Freight interests have long complained about not having a "seat at the table" when the federal government doles out money for infrastructure projects. But if the latest round of infrastructure disbursements is any indication, there may be a chair waiting for freight after all.
The Department of Transportation (DOT) announced Feb. 17 that it disbursed $1.5 billion in funds through the Transportation Investment Generating Economic Recovery Program, known as TIGER. Of the 51 applications that were approved out of 1,400 submitted, 22 contained what the Coalition for America's Gateways and Trade Corridors (CAGTC), a group pushing for more infrastructure funds for freight projects, called a "strong freight component." The 22 projects, which collectively received more than $730 million, were awarded 49 percent of the available funds, according to CAGTC.The awards included $105 million for Norfolk Southern Corp.'s $2.5 billion, 2,500-mile "Crescent Corridor" intermodal route stretching from New Jersey to Louisiana; $98 million for CSX Corp.'s "National Gateway" intermodal project linking the mid-Atlantic and the Midwest, and $20 million for rail-related improvements at Mississippi's Port of Gulfport, which state officials say will help the port better compete for Panama Canal traffic when a dramatically expanded canal becomes operational in 2014.

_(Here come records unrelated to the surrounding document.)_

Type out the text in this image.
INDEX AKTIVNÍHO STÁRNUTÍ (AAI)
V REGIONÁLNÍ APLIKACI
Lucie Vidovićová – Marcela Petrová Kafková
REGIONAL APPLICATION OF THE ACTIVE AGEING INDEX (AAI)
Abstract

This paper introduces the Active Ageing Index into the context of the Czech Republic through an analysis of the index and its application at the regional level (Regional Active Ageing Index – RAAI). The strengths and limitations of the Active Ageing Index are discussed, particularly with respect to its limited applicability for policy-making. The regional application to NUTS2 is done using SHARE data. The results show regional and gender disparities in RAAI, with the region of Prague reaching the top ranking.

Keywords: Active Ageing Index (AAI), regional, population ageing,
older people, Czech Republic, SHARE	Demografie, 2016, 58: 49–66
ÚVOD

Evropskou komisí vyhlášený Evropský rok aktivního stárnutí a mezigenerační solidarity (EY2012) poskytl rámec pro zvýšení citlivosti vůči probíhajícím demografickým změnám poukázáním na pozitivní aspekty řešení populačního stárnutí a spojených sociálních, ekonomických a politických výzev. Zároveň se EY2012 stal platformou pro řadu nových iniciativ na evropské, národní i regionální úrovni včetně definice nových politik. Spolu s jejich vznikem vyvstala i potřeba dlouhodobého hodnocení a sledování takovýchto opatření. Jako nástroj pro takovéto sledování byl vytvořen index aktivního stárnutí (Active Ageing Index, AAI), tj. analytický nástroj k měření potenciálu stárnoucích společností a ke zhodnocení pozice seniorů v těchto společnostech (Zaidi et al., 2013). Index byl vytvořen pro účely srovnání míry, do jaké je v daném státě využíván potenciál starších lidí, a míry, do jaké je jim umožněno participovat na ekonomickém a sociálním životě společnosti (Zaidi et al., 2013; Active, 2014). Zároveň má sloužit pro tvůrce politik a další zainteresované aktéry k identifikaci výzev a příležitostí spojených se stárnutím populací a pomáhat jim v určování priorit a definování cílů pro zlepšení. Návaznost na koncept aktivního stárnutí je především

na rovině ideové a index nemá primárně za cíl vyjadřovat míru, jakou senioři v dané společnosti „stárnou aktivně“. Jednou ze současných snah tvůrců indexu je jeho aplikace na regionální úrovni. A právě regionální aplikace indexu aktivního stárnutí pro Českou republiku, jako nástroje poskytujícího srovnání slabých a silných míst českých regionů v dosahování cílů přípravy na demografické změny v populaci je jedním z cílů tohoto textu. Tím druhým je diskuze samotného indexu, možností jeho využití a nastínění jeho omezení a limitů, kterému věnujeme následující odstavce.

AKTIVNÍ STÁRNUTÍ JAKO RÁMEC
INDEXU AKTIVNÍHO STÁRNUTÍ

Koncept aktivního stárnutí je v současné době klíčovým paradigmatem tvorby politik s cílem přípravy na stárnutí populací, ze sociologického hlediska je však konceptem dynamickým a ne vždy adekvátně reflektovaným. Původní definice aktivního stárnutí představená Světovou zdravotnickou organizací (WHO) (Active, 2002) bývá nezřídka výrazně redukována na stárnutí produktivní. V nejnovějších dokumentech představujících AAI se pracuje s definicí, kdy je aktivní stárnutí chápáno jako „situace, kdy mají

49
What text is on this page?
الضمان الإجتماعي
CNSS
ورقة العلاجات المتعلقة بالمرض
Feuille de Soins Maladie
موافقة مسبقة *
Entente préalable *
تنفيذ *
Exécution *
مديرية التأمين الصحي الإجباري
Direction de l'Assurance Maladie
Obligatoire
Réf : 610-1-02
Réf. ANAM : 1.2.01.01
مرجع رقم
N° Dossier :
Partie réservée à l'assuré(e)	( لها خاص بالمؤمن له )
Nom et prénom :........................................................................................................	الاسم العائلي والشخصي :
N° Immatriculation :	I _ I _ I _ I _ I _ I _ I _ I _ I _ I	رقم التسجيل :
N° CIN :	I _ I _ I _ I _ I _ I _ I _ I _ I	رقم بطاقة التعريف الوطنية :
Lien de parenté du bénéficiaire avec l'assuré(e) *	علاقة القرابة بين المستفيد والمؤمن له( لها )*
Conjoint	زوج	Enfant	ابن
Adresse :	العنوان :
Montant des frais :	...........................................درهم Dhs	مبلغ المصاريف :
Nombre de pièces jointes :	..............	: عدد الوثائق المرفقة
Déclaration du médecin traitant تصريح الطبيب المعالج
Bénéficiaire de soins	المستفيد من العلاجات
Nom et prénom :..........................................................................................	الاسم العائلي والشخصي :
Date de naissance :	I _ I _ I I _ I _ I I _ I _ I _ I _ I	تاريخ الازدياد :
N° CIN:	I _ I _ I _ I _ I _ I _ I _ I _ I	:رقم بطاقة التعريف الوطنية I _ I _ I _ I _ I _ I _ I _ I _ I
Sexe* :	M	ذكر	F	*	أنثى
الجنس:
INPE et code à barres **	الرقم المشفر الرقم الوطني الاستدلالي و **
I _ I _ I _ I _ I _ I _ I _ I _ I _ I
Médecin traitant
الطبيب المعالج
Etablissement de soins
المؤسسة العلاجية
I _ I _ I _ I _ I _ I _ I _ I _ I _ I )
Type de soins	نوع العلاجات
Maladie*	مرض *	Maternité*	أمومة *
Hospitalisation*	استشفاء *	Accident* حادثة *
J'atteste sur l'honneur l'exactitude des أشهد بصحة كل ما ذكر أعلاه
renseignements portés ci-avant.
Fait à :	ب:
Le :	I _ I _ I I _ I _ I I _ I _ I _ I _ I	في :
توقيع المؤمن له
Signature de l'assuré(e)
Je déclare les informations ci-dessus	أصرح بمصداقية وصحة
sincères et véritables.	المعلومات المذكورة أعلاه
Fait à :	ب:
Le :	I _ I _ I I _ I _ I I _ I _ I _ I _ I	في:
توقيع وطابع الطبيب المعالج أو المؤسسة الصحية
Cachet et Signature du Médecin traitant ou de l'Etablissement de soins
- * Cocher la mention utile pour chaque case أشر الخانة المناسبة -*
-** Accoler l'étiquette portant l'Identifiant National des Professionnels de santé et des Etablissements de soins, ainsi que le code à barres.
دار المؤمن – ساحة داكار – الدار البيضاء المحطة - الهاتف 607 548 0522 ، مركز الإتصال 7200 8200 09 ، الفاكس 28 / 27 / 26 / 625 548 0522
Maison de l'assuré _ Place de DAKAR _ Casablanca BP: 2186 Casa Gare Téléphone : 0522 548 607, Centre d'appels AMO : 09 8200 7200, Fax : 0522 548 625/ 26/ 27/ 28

The TIGER program is part of the $787 billion stimulus plan that recently marked its first anniversary. Of the total amount, $27.5 billion was earmarked for highway and bridge construction projects, a figure many considered woefully low given the antiquated state of the U.S. infrastructure and the job-creation potential offered by highway projects.
The DOT "announcement reaffirms that the most effective way to invest in the nation's multimodal infrastructure is through objective, merit-based criteria," said Mortimer Downey, CAGTC chairman, in a statement. "These commerce-moving projects create jobs and economic benefit up and down the supply chain, in addition to the immediate job-generating construction."
CAGTC said it has asked Congress and the administration to appropriate an additional $5 billion to the TIGER program as an "immediate opportunity for fast, effective, and meaningful infrastructure investment." According to DOT, the government received applications for $60 billion in projects, 40 times the amount available through the program. As a result, many worthy projects did not receive funding, CAGTC said.
According to published reports, the Obama administration has proposed $4 billion in funding in its fiscal year 2011 budget for a new program called the National Infrastructure Innovation and Finance Fund.